Türk Başbakanın ‘özür’ tavrı devleti korumak, Kürtler üzerinde katliamı devam ettirerek haramzade, aslını inkar eden, Kürt-Alevi devşirmelerini yanına alıp anti-Kürt cephesini yeniden onarmaktır. Erdoğan’ın cesareti var ise gidip Dersim’de anıtı dikilen, hala mezar yeri bilinmeyen Seyid Rıza’nın önünde diz çöküp, devlet adına özür diler. Kimyasal silahlarla katledilen Kürt gerillaların görüntüleri devlete sahip olan yeni sahiplerin hala Kürtlerin ve farklı inançların üzerinde yürütülen katliam-soykırımların sürgit devam ettiğinin ispatıdır.
Dersimliler ve Aleviler uyanık olmalı. Devlet yetkilileri, bugün de devam ettirilen soykırımlardan kurtulmak istiyorlarsa, aşağıdaki taleplerimiz kabul edilmelidir:
1- Dersim’in ve diğer yerleşim yerlerinin orijinal isimlerinin iade edilmesi,
2- Pirimiz Seyid Rıza’nın ve arkadaşlarının mezar yerlerinin açıklanması,
3- Dersim’de katledilenlerin anısına soykırım anıtının dikilmesi,
4- Ailelerinden alınan Dersimli çocukların kimlere verildiği, hali hazır da yaşayanların yerlerini açıklanması,
5- Dersim’den gasp edilen, Dersim’e ait tarihi zenginliklerin sahiplerine iade edilmesi,
6- Devlet hazinesine geçirilen Dersim sürgünlerinin arazilerin, malların, taşınmazların, evlerinin iade edilmesi,
7- Alevi inancına sahip olan Dersimlilerin kutsal mekanlarına dokunulmaması,
8- Dersim’de doğa katliamına son verilmesi,
9- Soykırım kabulü ciddiyet ve sorumluluk içinde, basının ve uluslararası gözlemcilerin önünde Türk devleti yöneticileri tarafından açıklanması,
10- Dersim’in kimlik-inancına saygı duyulması.
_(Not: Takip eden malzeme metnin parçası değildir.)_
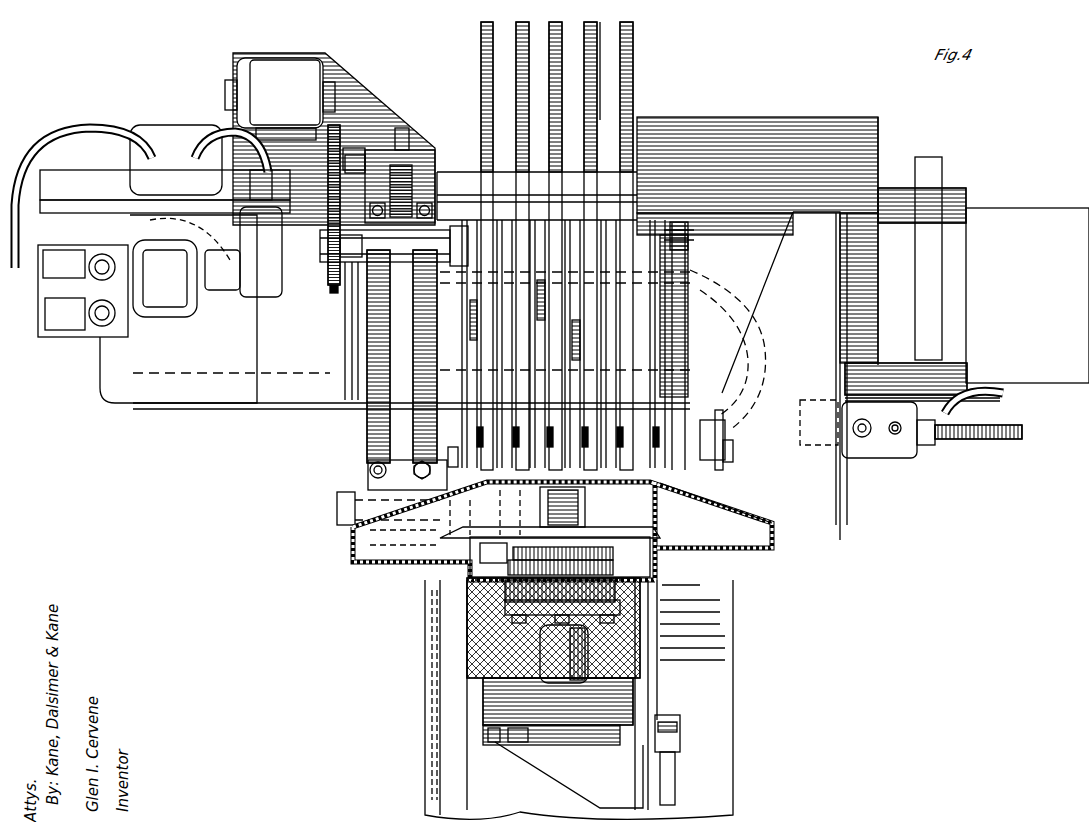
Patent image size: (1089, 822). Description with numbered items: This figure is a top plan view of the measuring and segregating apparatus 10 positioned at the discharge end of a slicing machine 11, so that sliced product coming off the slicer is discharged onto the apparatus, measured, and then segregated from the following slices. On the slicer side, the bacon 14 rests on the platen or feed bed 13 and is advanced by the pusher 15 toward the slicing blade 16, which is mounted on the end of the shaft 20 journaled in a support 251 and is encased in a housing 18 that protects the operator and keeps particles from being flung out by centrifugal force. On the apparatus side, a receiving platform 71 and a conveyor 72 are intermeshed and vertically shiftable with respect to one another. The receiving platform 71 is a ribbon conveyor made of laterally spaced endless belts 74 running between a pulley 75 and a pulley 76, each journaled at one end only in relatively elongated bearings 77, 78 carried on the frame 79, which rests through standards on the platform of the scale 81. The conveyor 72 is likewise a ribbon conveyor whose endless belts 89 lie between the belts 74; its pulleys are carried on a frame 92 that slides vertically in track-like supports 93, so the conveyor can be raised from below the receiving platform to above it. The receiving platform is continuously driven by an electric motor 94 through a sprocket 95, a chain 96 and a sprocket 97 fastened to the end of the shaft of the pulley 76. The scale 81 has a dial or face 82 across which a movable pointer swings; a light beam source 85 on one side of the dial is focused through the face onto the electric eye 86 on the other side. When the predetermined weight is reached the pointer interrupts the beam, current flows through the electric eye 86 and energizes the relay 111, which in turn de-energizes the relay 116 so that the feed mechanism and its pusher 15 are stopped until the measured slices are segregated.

The measuring and segregating apparatus 10 is at (464, 185).
The slicing machine 11 is at (747, 652).
The platen or feed bed 13 is at (523, 760).
The bacon 14 is at (620, 645).
The pusher 15 is at (615, 690).
The slicing blade 16 is at (740, 545).
The housing 18 is at (360, 545).
The shaft 20 is at (553, 650).
The receiving platform 71 is at (658, 384).
The conveyor 72 is at (498, 99).
The endless belts 74 is at (617, 341).
The pulley 75 is at (370, 480).
The pulley 76 is at (640, 238).
The elongated bearing 77 is at (355, 510).
The elongated bearing 78 is at (394, 197).
The frame 79 is at (412, 352).
The scale 81 is at (327, 331).
The dial or face 82 is at (172, 312).
The light beam source 85 is at (243, 252).
The electric eye 86 is at (100, 318).
The endless belts 89 is at (598, 70).
The frame 92 is at (452, 445).
The track-like supports 93 is at (718, 473).
The electric motor 94 is at (290, 70).
The sprocket 95 is at (336, 135).
The chain 96 is at (330, 190).
The sprocket 97 is at (334, 292).
The relay 111 is at (178, 122).
The relay 116 is at (890, 455).
The support 251 is at (505, 583).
Yukarıdaki koşullar yerine getirildiğinde samimiyetinize inanırız, aksi durumda hiçbir inandırıcılığınız ve meşrutiyetiniz nazarımızda kabul görmeyecektir. Yaptığınız yarım ağız ‘özürler’ Dersim’in acılarıyla alay etmektir.
Dersim’in onurlu direnişi ve adı üzerinden birileri kendilerine pay çıkarmak istiyor. Yıllardır bu payı yiyen haramzadeler var. Pir Sultan’ın yemediği haram lokmayı, utanmadan midesine indiren Tunceliler var. Birileri de Seyid Rıza olmak istiyor ama darağacını göze almıyor. Ama, Seyid Rıza’nın onurlu torunları hem o ipi göğüslemiştir hem de dedelerinin onurlu mirasının takipçisidir. Pir Sultan der ya: “Şu Ellerin Taşı Bana Hiç Değmez, İlle de Dostun Bir Tek Gülü Yaralar Beni Beni.”